The meal would also be served with a tot (alcohol ration). On Arethusa, the tot was most likely beer, as being so close to home it was easily acquired. Each man was allowed a gallon per day, keeping them happy and full, if a little drunk!
Dinner was expected to last around 1.5 hours, enough time for the men to feel full, and ready to return to their arduous work.
Next came supper; usually a pudding, made of flour, suet or butter, and raisins. The men could add whatever fruit they may have bought in port, or any meat left over from their rations.
The puddings were shaped into balls and then placed in a linen or cotton bag to be boiled. This produced a soft, filling, and often sweet meal, which did not take much effort to make.
Like breakfast, supper would last 45 minutes, after which the men might return to work, or perhaps dance and skylark on the deck.
In all, Royal Navy sailors consumed an average of around 5,000 calories a day, well above today’s suggested average. At the time, their workload required such a high intake. Men were expected to work 12 hour days, including being on watch duty in the middle of the night.

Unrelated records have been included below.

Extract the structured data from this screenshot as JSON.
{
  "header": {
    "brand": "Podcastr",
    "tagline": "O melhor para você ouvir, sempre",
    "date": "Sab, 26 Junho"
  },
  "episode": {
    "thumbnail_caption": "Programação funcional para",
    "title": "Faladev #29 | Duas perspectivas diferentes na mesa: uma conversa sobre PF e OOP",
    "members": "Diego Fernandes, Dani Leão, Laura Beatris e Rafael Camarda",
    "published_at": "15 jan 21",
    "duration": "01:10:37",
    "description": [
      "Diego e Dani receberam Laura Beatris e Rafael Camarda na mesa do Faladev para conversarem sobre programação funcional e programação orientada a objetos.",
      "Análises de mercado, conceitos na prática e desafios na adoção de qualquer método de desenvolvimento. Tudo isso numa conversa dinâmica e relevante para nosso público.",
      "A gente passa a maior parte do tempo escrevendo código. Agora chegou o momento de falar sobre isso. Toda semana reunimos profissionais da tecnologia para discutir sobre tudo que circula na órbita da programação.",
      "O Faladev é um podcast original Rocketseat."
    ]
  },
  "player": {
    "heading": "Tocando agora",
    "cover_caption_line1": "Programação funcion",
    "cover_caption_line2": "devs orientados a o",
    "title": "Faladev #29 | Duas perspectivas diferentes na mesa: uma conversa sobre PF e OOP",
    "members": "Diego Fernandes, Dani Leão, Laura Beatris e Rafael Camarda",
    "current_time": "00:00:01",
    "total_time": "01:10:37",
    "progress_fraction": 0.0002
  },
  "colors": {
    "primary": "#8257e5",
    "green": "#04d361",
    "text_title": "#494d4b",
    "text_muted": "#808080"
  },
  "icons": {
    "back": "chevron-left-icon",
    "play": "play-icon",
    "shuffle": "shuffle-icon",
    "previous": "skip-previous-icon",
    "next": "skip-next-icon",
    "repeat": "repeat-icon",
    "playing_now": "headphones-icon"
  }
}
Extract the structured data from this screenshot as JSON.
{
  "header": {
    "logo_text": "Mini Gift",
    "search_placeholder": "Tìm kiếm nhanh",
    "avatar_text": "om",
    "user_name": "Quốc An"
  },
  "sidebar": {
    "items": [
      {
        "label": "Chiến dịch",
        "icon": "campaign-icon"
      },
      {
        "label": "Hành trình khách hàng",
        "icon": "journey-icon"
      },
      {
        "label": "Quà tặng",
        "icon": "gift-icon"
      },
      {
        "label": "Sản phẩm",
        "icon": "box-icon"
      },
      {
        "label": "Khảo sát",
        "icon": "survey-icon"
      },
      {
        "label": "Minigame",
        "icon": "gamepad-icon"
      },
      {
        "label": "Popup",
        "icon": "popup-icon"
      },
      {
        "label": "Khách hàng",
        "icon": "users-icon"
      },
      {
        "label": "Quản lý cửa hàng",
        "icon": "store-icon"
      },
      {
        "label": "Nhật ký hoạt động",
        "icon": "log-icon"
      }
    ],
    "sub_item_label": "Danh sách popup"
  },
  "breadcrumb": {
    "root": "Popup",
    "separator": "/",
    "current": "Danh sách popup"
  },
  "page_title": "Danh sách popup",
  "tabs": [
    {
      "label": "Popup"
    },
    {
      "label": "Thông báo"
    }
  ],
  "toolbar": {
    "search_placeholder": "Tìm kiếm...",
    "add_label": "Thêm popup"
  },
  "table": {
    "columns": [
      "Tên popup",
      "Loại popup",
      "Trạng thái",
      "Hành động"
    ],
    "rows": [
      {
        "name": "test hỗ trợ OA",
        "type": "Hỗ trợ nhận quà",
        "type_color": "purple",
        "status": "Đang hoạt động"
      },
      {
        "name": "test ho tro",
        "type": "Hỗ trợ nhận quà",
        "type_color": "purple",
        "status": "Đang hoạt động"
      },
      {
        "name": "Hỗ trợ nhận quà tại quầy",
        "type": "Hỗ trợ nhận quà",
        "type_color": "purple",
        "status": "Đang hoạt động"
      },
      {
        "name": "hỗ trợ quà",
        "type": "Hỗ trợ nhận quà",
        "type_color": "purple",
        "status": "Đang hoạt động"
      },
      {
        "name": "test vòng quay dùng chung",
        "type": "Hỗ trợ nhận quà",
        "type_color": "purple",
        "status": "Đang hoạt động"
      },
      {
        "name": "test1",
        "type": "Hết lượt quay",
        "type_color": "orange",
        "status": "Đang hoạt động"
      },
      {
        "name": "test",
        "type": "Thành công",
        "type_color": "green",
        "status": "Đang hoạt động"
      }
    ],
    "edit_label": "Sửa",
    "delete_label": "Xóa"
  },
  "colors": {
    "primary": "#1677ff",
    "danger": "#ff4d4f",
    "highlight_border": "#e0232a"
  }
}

An average day would consist of climbing the rigging to adjust sails, moving vast and heavy equipment around the deck, and long hours of gun drills. More than enough to burn all 5,000 calories.
What is more, the men had no reliable protection against the weather, burning many of the calories just to keep warm!
This diet lasted for most of the 19th century and did not drastically change until steam powered refrigeration allowed for more variety in meals onboard.